- Born: Kirstine Bjerrum 12 October 1861 Skærbæk, Denmark
- Died: 28 September 1941 (aged 79) Hellerup, Denmark
- Education: University of Copenhagen
- Occupation: physicist
- Known for: First Danish woman to earn a doctorate in natural sciences
- Spouse: Adolph Constantin Meyer (1854-1896)
- Children: Johannes (son)
- Parents: Niels Janniksen Bjerrum (1826-1880) (father); Christiane Degn (1826-1877) (mother);

= Kirstine Meyer =

Danish physicist (1861–1941)

Kirstine Bjerrum Meyer (12 October 1861 – 28 September 1941) was a Danish physicist and was the first woman from her country to earn a doctorate in natural sciences.

==Biography==
Kirstine Bjerrum was born in Skærbæk, Denmark and died in Hellerup. She was the daughter of Niels Janniksen Bjerrum (1826-1880) and Christiane Degn (1826-1877).

She moved to Copenhagen at the age of 18, where she lived with her elder brother, ophthalmologist Jannik Petersen Bjerrum (1851–1920). In 1885, she married mathematician Adolph Constantin Meyer (1854-1896) and took his surname. Following the death of her husband in 1896, she became the sole parent of the couple's young son Johannes.

In 1882, Kirstine Meyer had taken a teacher's degree from N. Zahles Skole. In 1885, she began her studies at the University of Copenhagen. In 1893, she graduated with a Master's Degree in physics. She was associated with the school from 1885 to 1909 and then continued as a censor at N. Zahles Skole for a number of years. From 1892-93 she was also a substitute at the boys' school Metropolitanskolen.

She was a high school teacher for many years, working on her education and research in physics at the same time. She won the Gold Medal of the Royal Danish Academy of Science and Letters in 1899, for a paper examining whether there exists a general equation of state for all fluid bodies, Om overensstemmende Tilstande hos Stofferne.
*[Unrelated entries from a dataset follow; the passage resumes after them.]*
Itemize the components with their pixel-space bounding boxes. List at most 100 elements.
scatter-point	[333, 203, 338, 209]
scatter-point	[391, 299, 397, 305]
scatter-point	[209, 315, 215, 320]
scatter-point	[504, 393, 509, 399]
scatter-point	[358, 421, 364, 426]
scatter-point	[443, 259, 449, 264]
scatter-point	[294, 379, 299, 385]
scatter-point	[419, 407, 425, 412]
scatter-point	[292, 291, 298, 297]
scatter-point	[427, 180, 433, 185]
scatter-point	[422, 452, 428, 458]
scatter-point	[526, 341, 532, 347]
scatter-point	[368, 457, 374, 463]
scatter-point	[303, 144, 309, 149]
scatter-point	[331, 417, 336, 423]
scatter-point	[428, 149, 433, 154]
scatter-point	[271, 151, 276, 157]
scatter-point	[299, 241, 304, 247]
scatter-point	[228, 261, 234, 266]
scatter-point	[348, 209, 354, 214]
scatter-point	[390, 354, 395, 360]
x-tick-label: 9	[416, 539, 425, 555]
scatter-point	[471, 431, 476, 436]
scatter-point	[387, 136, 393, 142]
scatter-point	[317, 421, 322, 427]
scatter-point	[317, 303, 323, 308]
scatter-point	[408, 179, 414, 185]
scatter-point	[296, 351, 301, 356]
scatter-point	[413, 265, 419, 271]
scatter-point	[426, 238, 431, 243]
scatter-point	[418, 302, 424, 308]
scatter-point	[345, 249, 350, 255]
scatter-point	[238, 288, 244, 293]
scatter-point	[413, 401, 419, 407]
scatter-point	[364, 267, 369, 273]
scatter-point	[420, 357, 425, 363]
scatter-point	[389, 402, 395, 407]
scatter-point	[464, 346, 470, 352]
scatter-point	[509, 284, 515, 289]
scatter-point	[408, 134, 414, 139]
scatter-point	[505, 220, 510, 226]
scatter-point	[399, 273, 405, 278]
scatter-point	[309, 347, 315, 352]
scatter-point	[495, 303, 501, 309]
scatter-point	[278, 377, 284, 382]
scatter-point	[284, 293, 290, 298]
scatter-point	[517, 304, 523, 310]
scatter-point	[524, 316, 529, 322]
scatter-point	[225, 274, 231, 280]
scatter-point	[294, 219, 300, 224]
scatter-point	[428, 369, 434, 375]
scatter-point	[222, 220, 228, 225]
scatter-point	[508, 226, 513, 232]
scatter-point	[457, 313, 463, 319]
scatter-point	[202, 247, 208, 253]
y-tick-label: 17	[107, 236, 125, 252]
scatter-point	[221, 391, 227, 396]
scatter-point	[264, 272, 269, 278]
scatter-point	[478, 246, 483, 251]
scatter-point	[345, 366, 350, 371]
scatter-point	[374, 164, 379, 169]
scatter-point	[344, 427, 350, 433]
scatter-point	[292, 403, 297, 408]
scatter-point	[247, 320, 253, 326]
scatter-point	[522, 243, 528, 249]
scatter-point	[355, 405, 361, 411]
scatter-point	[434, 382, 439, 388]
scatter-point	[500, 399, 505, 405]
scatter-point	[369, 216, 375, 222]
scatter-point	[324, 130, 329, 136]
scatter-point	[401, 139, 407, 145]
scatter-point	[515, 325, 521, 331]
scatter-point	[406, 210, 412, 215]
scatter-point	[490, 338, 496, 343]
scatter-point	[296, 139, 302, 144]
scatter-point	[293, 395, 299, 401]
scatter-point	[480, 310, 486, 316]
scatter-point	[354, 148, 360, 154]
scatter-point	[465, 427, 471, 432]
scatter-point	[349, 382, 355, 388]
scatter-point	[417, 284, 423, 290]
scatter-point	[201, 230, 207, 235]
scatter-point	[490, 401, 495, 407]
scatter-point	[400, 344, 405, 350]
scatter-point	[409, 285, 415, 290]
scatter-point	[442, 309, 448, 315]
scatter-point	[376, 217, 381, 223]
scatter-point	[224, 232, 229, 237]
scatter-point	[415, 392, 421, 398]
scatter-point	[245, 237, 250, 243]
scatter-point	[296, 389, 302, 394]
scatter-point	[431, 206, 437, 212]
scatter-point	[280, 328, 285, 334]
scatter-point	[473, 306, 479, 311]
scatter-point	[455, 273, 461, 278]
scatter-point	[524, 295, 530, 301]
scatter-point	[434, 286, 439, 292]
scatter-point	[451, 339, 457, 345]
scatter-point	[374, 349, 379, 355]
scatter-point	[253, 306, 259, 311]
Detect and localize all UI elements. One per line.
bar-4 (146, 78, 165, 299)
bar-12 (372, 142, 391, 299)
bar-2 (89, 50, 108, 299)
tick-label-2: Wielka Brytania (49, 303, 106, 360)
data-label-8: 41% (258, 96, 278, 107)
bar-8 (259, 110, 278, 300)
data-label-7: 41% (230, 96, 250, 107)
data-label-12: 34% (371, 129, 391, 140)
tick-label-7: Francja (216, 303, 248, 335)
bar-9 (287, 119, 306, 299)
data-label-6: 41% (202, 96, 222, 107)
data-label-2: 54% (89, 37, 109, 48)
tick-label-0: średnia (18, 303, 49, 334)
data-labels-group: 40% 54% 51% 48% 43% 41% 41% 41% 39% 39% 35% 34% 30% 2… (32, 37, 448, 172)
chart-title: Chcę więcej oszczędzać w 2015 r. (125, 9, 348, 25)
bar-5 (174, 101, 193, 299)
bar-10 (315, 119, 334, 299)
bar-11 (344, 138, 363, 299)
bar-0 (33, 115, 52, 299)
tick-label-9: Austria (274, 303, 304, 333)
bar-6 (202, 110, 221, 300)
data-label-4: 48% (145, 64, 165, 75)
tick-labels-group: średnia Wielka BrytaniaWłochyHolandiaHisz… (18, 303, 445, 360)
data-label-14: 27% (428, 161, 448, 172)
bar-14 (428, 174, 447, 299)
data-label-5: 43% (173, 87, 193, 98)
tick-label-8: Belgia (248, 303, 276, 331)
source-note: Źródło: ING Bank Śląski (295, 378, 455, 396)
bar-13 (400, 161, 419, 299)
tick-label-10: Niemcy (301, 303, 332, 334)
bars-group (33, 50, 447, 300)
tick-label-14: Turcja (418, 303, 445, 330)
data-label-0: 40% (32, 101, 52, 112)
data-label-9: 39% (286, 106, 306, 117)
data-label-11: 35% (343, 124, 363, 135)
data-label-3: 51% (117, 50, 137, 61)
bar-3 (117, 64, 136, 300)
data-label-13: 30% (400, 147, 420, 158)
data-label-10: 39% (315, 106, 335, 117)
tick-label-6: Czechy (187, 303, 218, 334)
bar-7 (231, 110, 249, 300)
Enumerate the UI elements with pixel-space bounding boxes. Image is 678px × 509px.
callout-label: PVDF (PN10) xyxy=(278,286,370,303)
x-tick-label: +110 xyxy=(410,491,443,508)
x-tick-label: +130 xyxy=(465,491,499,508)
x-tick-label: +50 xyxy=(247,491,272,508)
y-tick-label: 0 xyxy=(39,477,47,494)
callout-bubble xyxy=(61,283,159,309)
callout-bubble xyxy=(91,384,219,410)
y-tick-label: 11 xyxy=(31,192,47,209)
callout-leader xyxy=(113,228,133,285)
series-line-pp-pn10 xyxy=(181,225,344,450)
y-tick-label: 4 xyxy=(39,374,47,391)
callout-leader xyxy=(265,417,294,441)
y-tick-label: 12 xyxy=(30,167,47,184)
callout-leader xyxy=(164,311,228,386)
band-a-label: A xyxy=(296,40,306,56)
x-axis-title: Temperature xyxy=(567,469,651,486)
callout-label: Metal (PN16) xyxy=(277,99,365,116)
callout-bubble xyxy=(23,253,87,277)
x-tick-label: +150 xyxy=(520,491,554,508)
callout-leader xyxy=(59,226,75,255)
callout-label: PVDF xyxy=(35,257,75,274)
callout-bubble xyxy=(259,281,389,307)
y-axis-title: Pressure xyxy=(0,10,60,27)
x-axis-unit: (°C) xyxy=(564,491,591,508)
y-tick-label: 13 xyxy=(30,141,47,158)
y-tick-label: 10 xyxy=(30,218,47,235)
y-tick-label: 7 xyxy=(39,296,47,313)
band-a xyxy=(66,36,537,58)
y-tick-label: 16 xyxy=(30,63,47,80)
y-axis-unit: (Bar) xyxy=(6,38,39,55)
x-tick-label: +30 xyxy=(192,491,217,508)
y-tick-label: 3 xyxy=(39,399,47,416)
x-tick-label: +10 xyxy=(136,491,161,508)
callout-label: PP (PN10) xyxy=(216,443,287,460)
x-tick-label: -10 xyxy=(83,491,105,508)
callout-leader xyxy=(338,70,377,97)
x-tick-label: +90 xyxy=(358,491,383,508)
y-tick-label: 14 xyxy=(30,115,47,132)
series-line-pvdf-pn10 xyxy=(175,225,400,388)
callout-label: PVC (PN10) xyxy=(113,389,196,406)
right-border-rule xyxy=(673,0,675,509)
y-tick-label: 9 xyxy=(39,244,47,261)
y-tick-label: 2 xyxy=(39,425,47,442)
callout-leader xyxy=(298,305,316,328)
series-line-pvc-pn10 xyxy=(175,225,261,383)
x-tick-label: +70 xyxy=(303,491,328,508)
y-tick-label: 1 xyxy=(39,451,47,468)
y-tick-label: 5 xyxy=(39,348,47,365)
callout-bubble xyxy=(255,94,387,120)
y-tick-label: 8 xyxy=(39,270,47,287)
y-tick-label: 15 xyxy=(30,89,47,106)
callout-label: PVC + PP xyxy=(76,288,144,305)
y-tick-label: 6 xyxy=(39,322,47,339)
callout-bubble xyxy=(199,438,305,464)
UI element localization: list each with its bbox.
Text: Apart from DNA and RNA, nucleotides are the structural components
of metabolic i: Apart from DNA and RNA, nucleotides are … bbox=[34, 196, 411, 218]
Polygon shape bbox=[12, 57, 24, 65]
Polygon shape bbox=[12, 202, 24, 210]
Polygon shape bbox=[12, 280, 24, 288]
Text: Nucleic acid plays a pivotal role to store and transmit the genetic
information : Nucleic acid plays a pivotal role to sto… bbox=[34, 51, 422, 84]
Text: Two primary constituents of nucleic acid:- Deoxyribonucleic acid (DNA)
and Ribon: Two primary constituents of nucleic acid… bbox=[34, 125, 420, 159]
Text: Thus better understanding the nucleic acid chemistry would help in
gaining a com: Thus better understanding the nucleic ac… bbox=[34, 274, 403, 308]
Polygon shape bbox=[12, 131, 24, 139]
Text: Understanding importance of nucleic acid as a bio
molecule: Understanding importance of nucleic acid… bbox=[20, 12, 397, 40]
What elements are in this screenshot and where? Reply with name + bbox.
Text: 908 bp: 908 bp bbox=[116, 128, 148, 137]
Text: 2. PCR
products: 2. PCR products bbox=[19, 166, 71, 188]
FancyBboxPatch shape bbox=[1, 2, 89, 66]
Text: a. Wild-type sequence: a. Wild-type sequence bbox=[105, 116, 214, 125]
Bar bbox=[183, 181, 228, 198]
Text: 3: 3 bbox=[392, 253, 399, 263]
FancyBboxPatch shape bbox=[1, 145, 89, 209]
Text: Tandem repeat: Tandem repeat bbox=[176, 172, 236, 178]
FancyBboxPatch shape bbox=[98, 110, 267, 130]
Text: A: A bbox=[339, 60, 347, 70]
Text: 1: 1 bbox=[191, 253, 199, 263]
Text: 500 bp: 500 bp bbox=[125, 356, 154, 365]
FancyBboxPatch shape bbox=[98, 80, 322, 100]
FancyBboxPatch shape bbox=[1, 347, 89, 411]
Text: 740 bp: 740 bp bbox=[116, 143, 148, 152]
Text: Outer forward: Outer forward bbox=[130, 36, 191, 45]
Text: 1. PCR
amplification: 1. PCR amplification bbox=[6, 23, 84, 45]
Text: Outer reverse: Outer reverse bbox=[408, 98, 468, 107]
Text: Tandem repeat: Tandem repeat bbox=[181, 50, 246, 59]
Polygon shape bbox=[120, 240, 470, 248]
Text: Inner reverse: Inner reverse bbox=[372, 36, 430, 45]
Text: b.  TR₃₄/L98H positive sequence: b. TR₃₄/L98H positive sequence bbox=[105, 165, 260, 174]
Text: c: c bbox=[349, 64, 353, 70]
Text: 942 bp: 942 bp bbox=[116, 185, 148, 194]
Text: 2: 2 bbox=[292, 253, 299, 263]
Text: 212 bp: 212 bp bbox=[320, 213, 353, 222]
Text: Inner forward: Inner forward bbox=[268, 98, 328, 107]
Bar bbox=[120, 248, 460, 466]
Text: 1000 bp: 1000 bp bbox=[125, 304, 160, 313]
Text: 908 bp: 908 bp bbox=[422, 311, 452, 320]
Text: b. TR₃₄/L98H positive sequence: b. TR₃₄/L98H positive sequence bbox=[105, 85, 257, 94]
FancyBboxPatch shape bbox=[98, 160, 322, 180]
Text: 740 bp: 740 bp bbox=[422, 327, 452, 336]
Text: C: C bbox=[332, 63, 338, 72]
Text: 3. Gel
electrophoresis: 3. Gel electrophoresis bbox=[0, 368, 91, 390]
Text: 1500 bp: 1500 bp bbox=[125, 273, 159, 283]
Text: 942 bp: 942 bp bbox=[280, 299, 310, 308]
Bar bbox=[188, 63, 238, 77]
She received her Ph.D. in physics from the University of Copenhagen in 1909, becoming the first Danish woman to earn a doctorate in natural sciences. Her dissertation, Temperaturbegrebets Udvikling gennem Tiderne (The Development of the Temperature Concept through Time), was an in-depth treatment of the history of the concept of temperature.

In 1902, Meyer founded Fysisk Tidsskrift, the Danish journal of physics. She was its editor until 1913. In 1925, she was awarded the Tagea Brandt Rejselegat travel scholarship.

== Awards and honors ==

- 1899, Scientific Society Gold Medal
- 1920, Gold Medal of Merit
- 1925, Tagea Brandts Travel Grant

On 9 December 1986, DSB (the Danish railway company) named the newly delivered electric locomotive, Litra EA 3007, Kirstine Meyer.